Chef of Sweet Bribery
Meet Houston Chocolate Hero Sharon Leonard of Sweet Bribery
'On Sunday, January 20 from 2 to 4 p.m., enjoy a special Galaxy Pop — a chocolate cake and ice cream pop — made with Callebaut chocolate from pastry chef Sharon Leonard (formerly Gofreed) of Sweet Bribery at 250 West 19th. It’s available for all of Houston Chocolate Heroes Month, which runs through February 10. The month-long showcase is sponsored by Callebaut, maker of a wide range of fine chocolates chosen by top pastry chefs around the world for its consistency and high quality. During the January 20 event only, guests can buy one and get one free — so bring a friend! Sweet Bribery debuted in September 2018, making it one of Houston’s newest craft ice cream and pastry shops. However, its chef-owner, Sharon Leonard (formerly Gofreed), worked on her craft for nine years at top restaurants, including Uchi, Main Kitchen at the J.W. Marriott and State of Grace.
“We focus on making everything in-house, including quality ice cream and baked goods,” says Leonard. We make a wide variety, including our Crème de Menthe Brownie, chocolate chunk cookies and Tailgate Cookie with pretzels, potato chips, butterscotch chips and caramel M&Ms. It has a little salty and sweet for everyone.” There are also nine ice cream flavors, two sorbets and one frosé.” In addition, Sweet Bribery has a wine and beer program, some of which Leonard uses to make adult ice cream floats.

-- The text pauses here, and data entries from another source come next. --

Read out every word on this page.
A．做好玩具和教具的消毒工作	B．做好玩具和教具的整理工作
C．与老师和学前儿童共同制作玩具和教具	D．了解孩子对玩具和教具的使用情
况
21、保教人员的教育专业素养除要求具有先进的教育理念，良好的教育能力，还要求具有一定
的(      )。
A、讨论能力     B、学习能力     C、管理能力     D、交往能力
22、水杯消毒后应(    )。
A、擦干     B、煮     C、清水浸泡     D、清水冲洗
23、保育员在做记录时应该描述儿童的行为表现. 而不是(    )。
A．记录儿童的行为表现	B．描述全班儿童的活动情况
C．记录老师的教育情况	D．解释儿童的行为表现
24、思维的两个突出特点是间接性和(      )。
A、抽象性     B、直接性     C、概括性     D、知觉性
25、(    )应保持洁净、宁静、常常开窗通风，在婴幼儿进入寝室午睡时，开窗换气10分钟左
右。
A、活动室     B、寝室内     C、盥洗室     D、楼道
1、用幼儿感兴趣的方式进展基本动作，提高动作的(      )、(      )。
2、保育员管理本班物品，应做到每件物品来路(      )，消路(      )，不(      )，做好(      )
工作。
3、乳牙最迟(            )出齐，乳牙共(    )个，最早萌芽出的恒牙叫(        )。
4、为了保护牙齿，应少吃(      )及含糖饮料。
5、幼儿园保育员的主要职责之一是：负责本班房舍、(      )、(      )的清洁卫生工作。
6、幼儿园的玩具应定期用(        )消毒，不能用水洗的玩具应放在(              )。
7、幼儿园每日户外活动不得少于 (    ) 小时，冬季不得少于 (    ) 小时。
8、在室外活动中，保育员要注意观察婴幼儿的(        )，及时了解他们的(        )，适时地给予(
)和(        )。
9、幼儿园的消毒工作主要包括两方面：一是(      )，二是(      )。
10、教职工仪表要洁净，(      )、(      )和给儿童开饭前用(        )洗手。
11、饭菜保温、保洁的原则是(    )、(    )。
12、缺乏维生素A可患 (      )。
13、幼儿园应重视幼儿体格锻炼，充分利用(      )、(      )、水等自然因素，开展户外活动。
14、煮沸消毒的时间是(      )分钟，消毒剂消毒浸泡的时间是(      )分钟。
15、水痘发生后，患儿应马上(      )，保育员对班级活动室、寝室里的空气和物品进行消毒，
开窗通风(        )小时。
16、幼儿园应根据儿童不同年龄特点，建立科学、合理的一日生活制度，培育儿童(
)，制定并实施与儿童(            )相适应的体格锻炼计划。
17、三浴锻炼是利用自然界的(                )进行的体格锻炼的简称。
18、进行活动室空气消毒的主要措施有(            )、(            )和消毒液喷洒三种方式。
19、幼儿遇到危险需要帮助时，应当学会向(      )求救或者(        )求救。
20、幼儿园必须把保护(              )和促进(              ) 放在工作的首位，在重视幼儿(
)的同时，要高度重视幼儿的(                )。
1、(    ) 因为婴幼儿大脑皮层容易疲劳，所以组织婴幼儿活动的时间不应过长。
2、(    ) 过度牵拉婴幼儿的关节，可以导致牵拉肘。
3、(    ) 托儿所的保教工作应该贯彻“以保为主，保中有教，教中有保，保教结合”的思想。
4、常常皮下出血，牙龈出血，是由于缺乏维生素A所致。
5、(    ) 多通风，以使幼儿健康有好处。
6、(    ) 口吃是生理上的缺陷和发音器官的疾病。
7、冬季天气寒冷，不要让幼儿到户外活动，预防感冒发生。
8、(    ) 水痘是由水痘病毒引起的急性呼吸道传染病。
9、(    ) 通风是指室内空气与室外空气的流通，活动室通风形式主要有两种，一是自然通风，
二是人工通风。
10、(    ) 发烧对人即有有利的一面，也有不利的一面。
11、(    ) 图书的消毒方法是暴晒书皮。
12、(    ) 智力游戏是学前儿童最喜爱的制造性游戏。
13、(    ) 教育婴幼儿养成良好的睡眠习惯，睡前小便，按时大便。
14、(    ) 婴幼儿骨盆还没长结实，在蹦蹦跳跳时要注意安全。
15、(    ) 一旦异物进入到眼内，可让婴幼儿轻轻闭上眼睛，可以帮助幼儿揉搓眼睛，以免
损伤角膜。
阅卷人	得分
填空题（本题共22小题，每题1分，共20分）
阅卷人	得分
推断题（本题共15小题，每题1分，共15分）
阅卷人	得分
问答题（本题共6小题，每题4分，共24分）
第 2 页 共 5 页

Leonard says that she’s used Callebaut chocolate for over a decade, starting in culinary school. Both milk and dark chocolates are used in her chocolate ice cream, and Callebaut is being used for the Galaxy Pop as well. “Everybody seems to have a cake pop but not many have a cake and ice cream pop,” explained Leonard. “The Galaxy Popis going to feature the Callebaut dark chocolate ice cream and strawberry Crispearls™, then it will also have cake inside made with Callebaut cocoa powder. Then, it all gets dipped in more Callebaut chocolate to make the shell!
When selecting a chocolate to use, as an ice cream maker Leonard says that it’s important that it freezes with good texture. However, it has to melt well, too, for toppings and dips — and she’s found that Callebaut does both. “I’ve always had success in whatever format with Callebaut, whether it’s baking it into a brownie, using cocoa powder or using the chocolate to make the ice cream. It’s consistently good,” she said.
Leonard says she personally is a “dark chocolate girl.” “I think when you’re a kid you like milk chocolate. It’s sweeter and more accessible, but then as an adult, when your palate is refined, you can pick out specific notes in the different chocolate origins. I love when you melt a piece of chocolate on your tongue and get first fruity cherry notes and then bitter chocolate notes.”